7 years married to a man who I thought would be my forever love, sharing our son together, I woke up one day realizing my life was not my own. it had been molded to fit into a structure of old traditions and cultural expectations.
My biggest strength (and also my initial biggest motivation for staying in the marriage) was for my son. One story said "Stay married for the sake of your son. you do not want your son to be raised from a broken family" The new story that finally allowed me to break away was "Get out of this marriage for the sake of your son. What kind of example are you setting for him by allowing him to grow up witnessing the way his father treats his mother- what kind of person are you if you allow him to replicate his father and one day treat another woman the way you have been treated?"
I was starting to spiral into depression and anxiety at this point. I had visions of myself hanging myself to escape this life. I had a perfect picture of life. Business. Husband. Son. Friends. Family. Material Assets. All those people on the outside would desire. I had painted such a beautiful picture of my life that I felt too deeply invested to leave. The only thing was this deep sense of panic, unease and increased unhappiness that I was starting to feel every single morning when I woke up. THIS ISN'T the life I want.

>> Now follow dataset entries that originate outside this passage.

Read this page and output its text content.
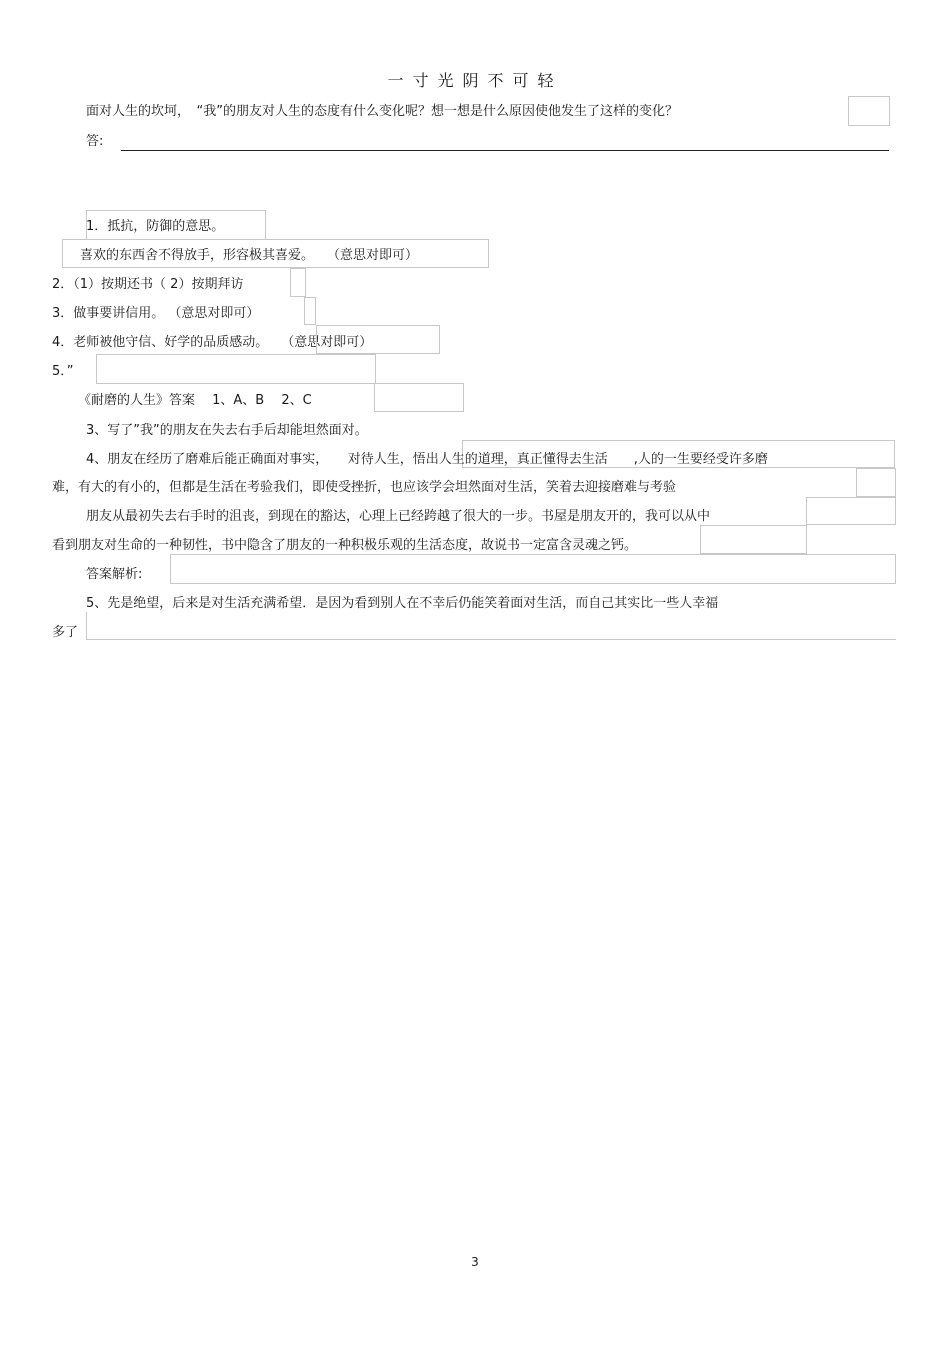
一寸光阴不可轻
面对人生的坎坷，　“我”的朋友对人生的态度有什么变化呢？想一想是什么原因使他发生了这样的变化？
答:
1．抵抗，防御的意思。
喜欢的东西舍不得放手，形容极其喜爱。　　（意思对即可）
2．（1）按期还书（ 2）按期拜访
3．做事要讲信用。 （意思对即可）
4．老师被他守信、好学的品质感动。　　（意思对即可）
5．”
《耐磨的人生》答案　 1、A、B　 2、C
3、写了”我”的朋友在失去右手后却能坦然面对。
4、朋友在经历了磨难后能正确面对事实，　　对待人生，悟出人生的道理，真正懂得去生活　　,人的一生要经受许多磨
难，有大的有小的，但都是生活在考验我们，即使受挫折，也应该学会坦然面对生活，笑着去迎接磨难与考验
朋友从最初失去右手时的沮丧，到现在的豁达，心理上已经跨越了很大的一步。书屋是朋友开的，我可以从中
看到朋友对生命的一种韧性，书中隐含了朋友的一种积极乐观的生活态度，故说书一定富含灵魂之钙。
答案解析:
5、先是绝望，后来是对生活充满希望．是因为看到别人在不幸后仍能笑着面对生活，而自己其实比一些人幸福
多了
3
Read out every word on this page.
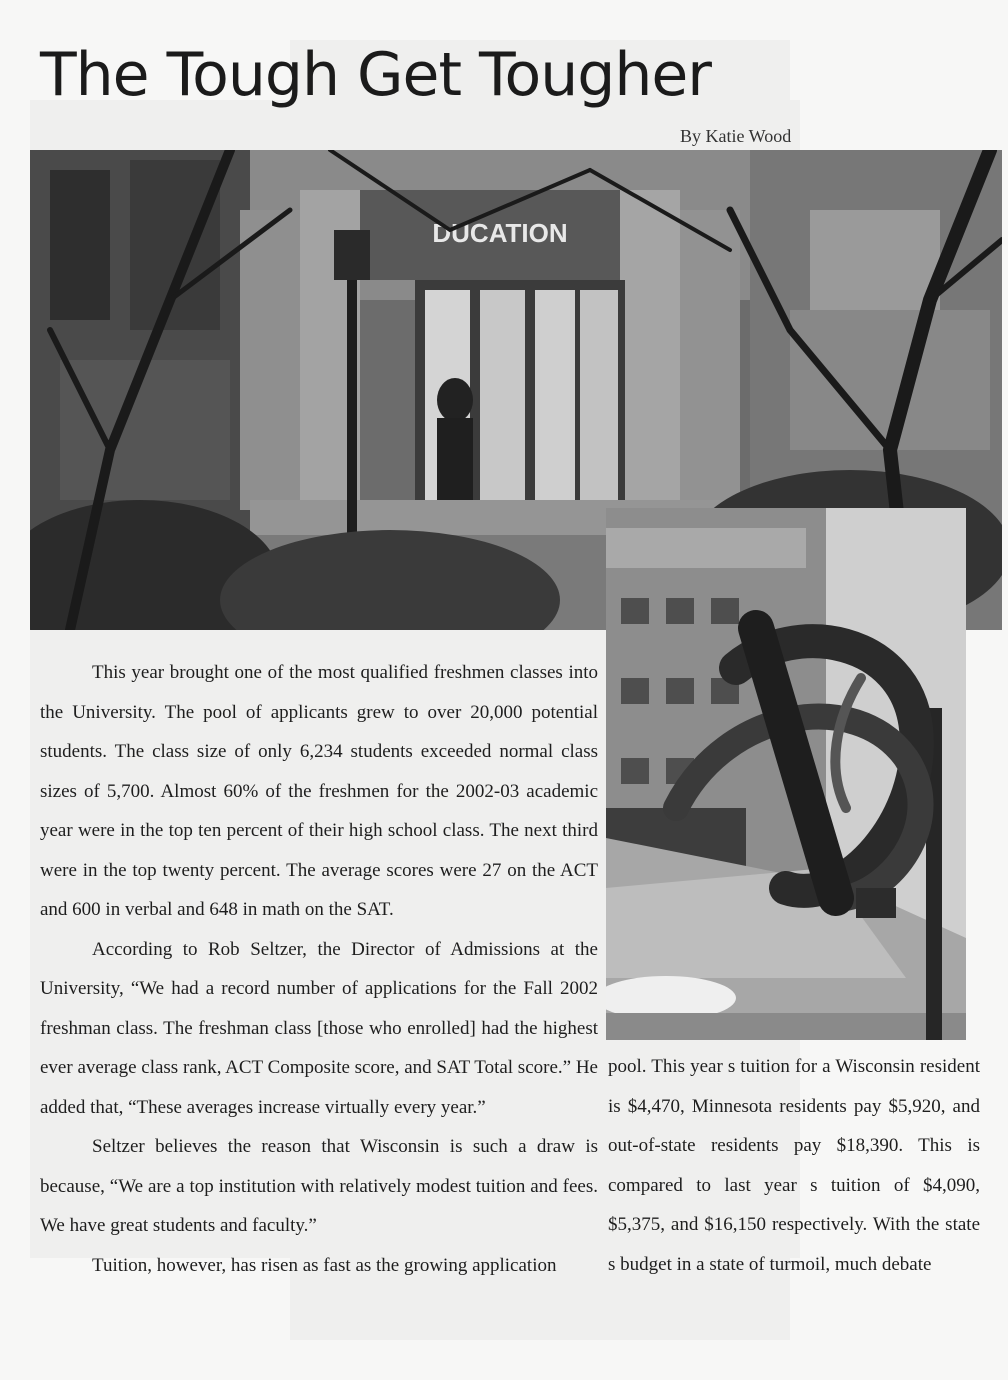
The Tough Get Tougher
By Katie Wood
DUCATION

This year brought one of the most qualified freshmen classes into the University. The pool of applicants grew to over 20,000 potential students. The class size of only 6,234 students exceeded normal class sizes of 5,700. Almost 60% of the freshmen for the 2002-03 academic year were in the top ten percent of their high school class. The next third were in the top twenty percent. The average scores were 27 on the ACT and 600 in verbal and 648 in math on the SAT.

According to Rob Seltzer, the Director of Admissions at the University, “We had a record number of applications for the Fall 2002 freshman class. The freshman class [those who enrolled] had the highest ever average class rank, ACT Composite score, and SAT Total score.” He added that, “These averages increase virtually every year.”

Seltzer believes the reason that Wisconsin is such a draw is because, “We are a top institution with relatively modest tuition and fees. We have great students and faculty.”

Tuition, however, has risen as fast as the growing application

pool. This year s tuition for a Wisconsin resident is $4,470, Minnesota residents pay $5,920, and out-of-state residents pay $18,390. This is compared to last year s tuition of $4,090, $5,375, and $16,150 respectively. With the state s budget in a state of turmoil, much debate
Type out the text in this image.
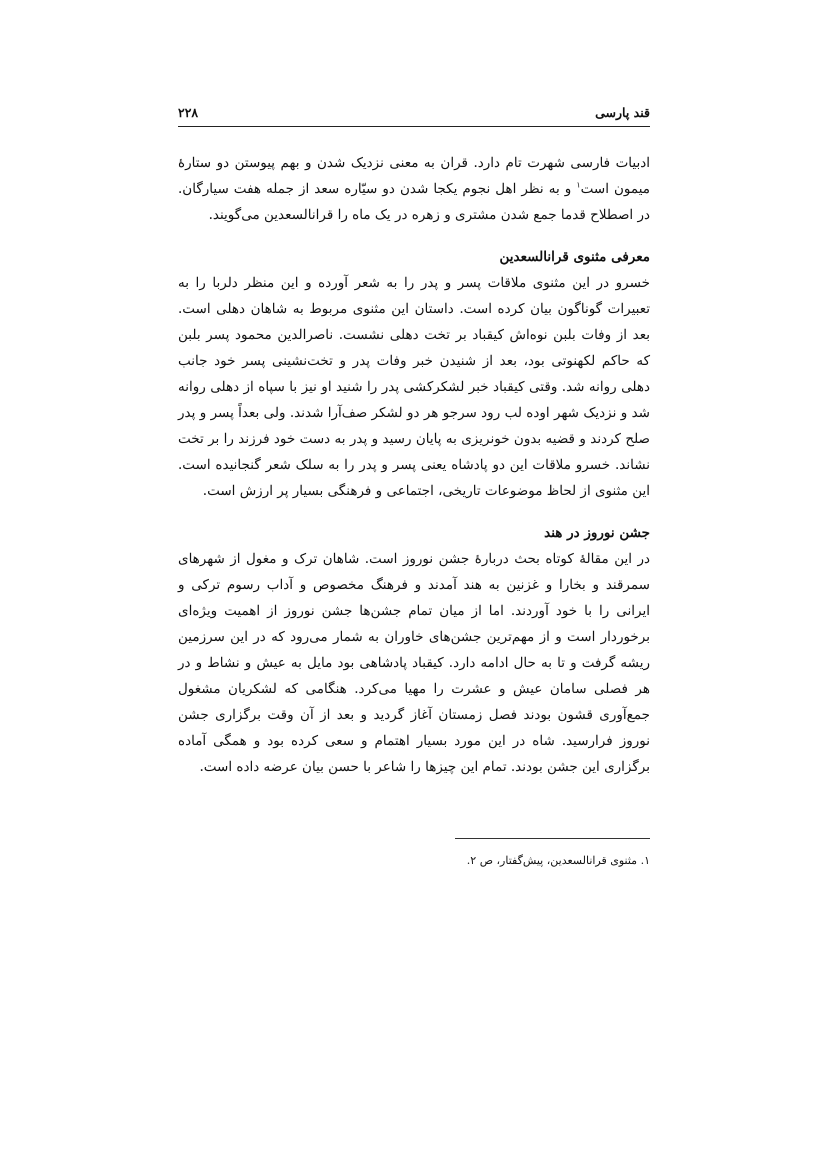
قند پارسی
۲۲۸

ادبیات فارسی شهرت تام دارد. قران به معنی نزدیک شدن و بهم پیوستن دو ستارهٔ میمون است$^۱$ و به نظر اهل نجوم یکجا شدن دو سیّاره سعد از جمله هفت سیارگان. در اصطلاح قدما جمع شدن مشتری و زهره در یک ماه را قرانالسعدین می‌گویند.

معرفی مثنوی قرانالسعدین

خسرو در این مثنوی ملاقات پسر و پدر را به شعر آورده و این منظر دلربا را به تعبیرات گوناگون بیان کرده است. داستان این مثنوی مربوط به شاهان دهلی است. بعد از وفات بلبن نوه‌اش کیقباد بر تخت دهلی نشست. ناصرالدین محمود پسر بلبن که حاکم لکهنوتی بود، بعد از شنیدن خبر وفات پدر و تخت‌نشینی پسر خود جانب دهلی روانه شد. وقتی کیقباد خبر لشکرکشی پدر را شنید او نیز با سپاه از دهلی روانه شد و نزدیک شهر اوده لب رود سرجو هر دو لشکر صف‌آرا شدند. ولی بعداً پسر و پدر صلح کردند و قضیه بدون خونریزی به پایان رسید و پدر به دست خود فرزند را بر تخت نشاند. خسرو ملاقات این دو پادشاه یعنی پسر و پدر را به سلک شعر گنجانیده است. این مثنوی از لحاظ موضوعات تاریخی، اجتماعی و فرهنگی بسیار پر ارزش است.

جشن نوروز در هند

در این مقالهٔ کوتاه بحث دربارهٔ جشن نوروز است. شاهان ترک و مغول از شهرهای سمرقند و بخارا و غزنین به هند آمدند و فرهنگ مخصوص و آداب رسوم ترکی و ایرانی را با خود آوردند. اما از میان تمام جشن‌ها جشن نوروز از اهمیت ویژه‌ای برخوردار است و از مهم‌ترین جشن‌های خاوران به شمار می‌رود که در این سرزمین ریشه گرفت و تا به حال ادامه دارد. کیقباد پادشاهی بود مایل به عیش و نشاط و در هر فصلی سامان عیش و عشرت را مهیا می‌کرد. هنگامی که لشکریان مشغول جمع‌آوری قشون بودند فصل زمستان آغاز گردید و بعد از آن وقت برگزاری جشن نوروز فرارسید. شاه در این مورد بسیار اهتمام و سعی کرده بود و همگی آماده برگزاری این جشن بودند. تمام این چیزها را شاعر با حسن بیان عرضه داده است.

۱. مثنوی قرانالسعدین، پیش‌گفتار، ص ۲.
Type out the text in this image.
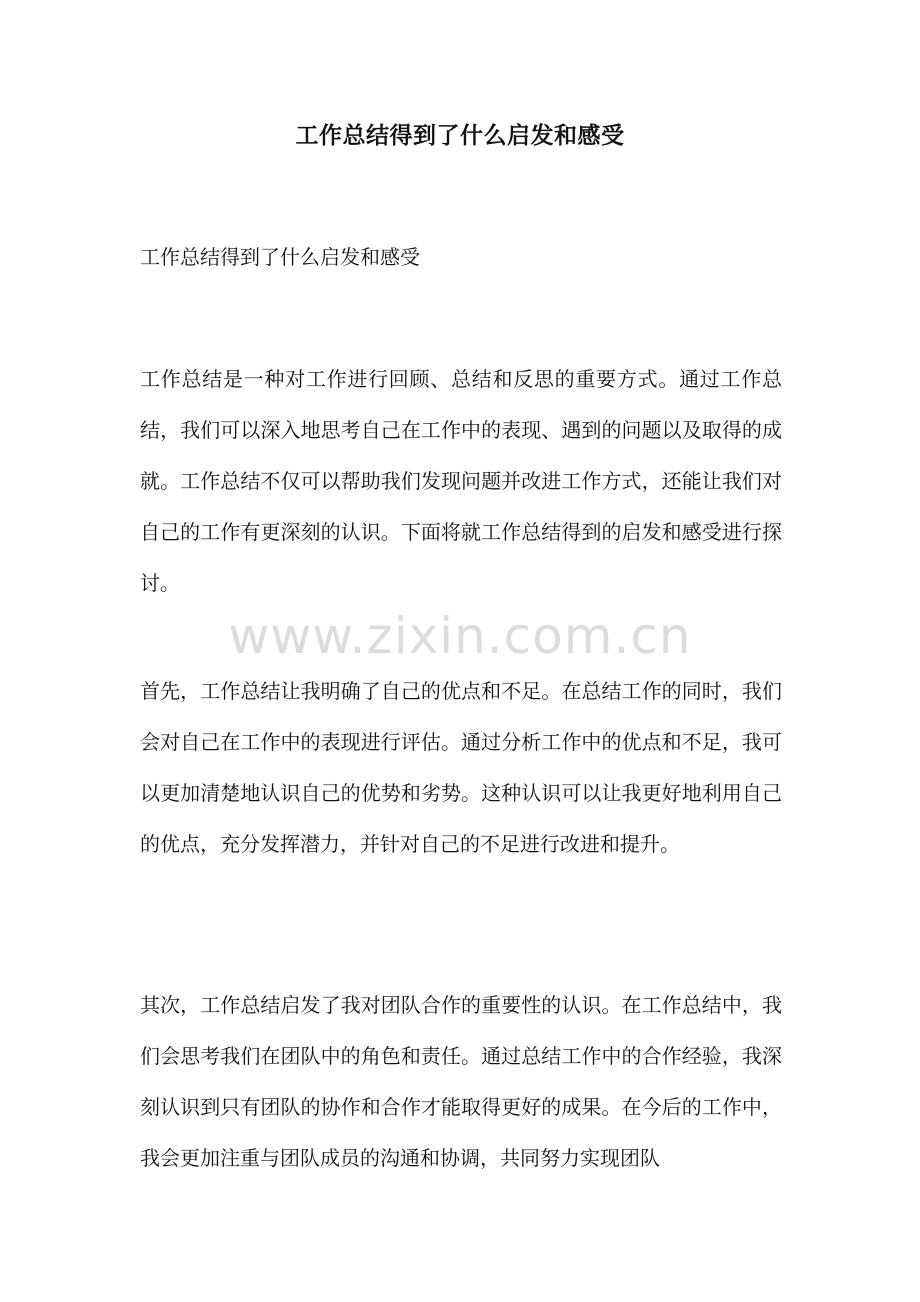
工作总结得到了什么启发和感受
工作总结得到了什么启发和感受
工作总结是一种对工作进行回顾、总结和反思的重要方式。通过工作总结，我们可以深入地思考自己在工作中的表现、遇到的问题以及取得的成就。工作总结不仅可以帮助我们发现问题并改进工作方式，还能让我们对自己的工作有更深刻的认识。下面将就工作总结得到的启发和感受进行探讨。
www.zixin.com.cn
首先，工作总结让我明确了自己的优点和不足。在总结工作的同时，我们会对自己在工作中的表现进行评估。通过分析工作中的优点和不足，我可以更加清楚地认识自己的优势和劣势。这种认识可以让我更好地利用自己的优点，充分发挥潜力，并针对自己的不足进行改进和提升。
其次，工作总结启发了我对团队合作的重要性的认识。在工作总结中，我们会思考我们在团队中的角色和责任。通过总结工作中的合作经验，我深刻认识到只有团队的协作和合作才能取得更好的成果。在今后的工作中，我会更加注重与团队成员的沟通和协调，共同努力实现团队
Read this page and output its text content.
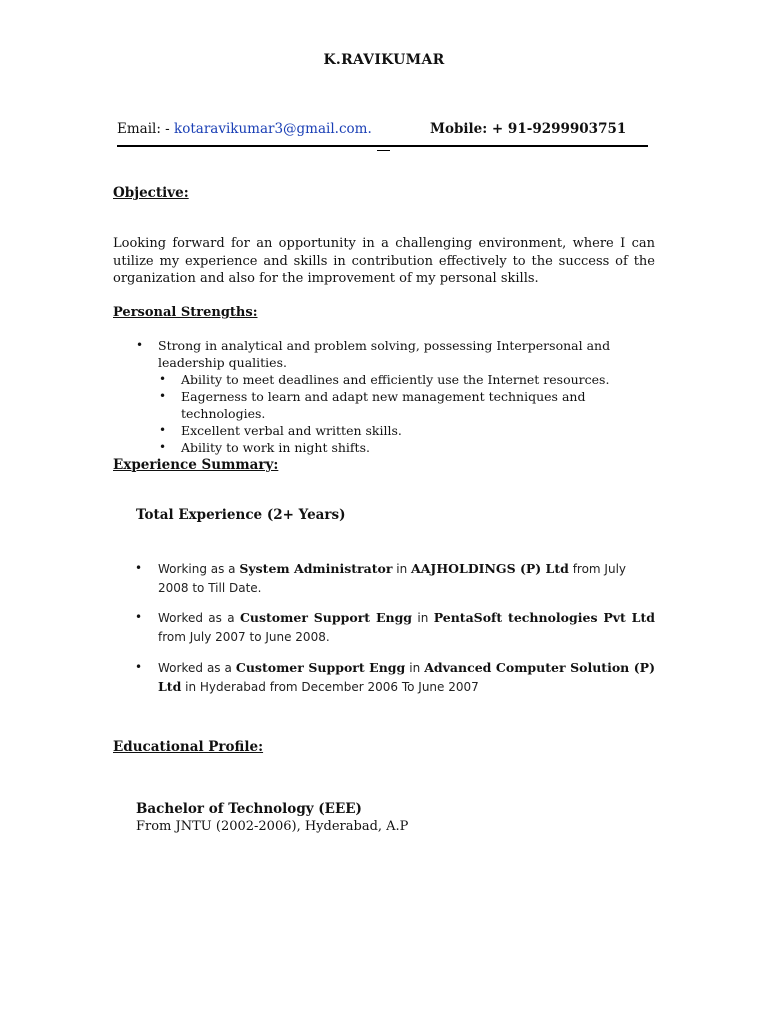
K.RAVIKUMAR
Email: - kotaravikumar3@gmail.com.	Mobile: + 91-9299903751
Objective:
Looking forward for an opportunity in a challenging environment, where I can utilize my experience and skills in contribution effectively to the success of the organization and also for the improvement of my personal skills.
Personal Strengths:
• Strong in analytical and problem solving, possessing Interpersonal and leadership qualities.
• Ability to meet deadlines and efficiently use the Internet resources.
• Eagerness to learn and adapt new management techniques and technologies.
• Excellent verbal and written skills.
• Ability to work in night shifts.
Experience Summary:
Total Experience (2+ Years)
• Working as a System Administrator in AAJHOLDINGS (P) Ltd from July 2008 to Till Date.
• Worked as a Customer Support Engg in PentaSoft technologies Pvt Ltd from July 2007 to June 2008.
• Worked as a Customer Support Engg in Advanced Computer Solution (P) Ltd in Hyderabad from December 2006 To June 2007
Educational Profile:
Bachelor of Technology (EEE)
From JNTU (2002-2006), Hyderabad, A.P
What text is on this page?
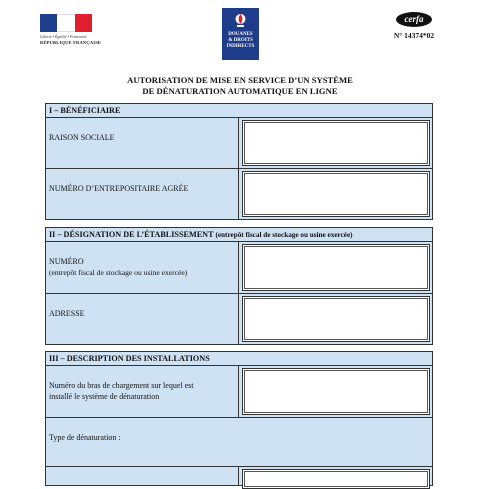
Liberté • Égalité • Fraternité
RÉPUBLIQUE FRANÇAISE
DOUANES
& DROITS
INDIRECTS
cerfa
N° 14374*02
AUTORISATION DE MISE EN SERVICE D’UN SYSTÈME
DE DÉNATURATION AUTOMATIQUE EN LIGNE
I – BÉNÉFICIAIRE
RAISON SOCIALE
NUMÉRO D’ENTREPOSITAIRE AGRÉE
II – DÉSIGNATION DE L’ÉTABLISSEMENT (entrepôt fiscal de stockage ou usine exercée)
NUMÉRO
(entrepôt fiscal de stockage ou usine exercée)
ADRESSE
III – DESCRIPTION DES INSTALLATIONS
Numéro du bras de chargement sur lequel est
installé le système de dénaturation
Type de dénaturation :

Lifebook has allowed me to begin the beautiful huge steps to get crystal clear that "My life is MINE". That I am not here to "Fit in", but rather to "Fit-out". I am not the 95-99% of people who are still living life "Asleep". I am AWAKE. I can never go back there. I will never allow myself to go back there. I have forged a new identity. I am now so clear on how I want to live in all 12 categories of my life. IT is a lot, but it is worth it. It is my life and I unapologetically live it on my terms.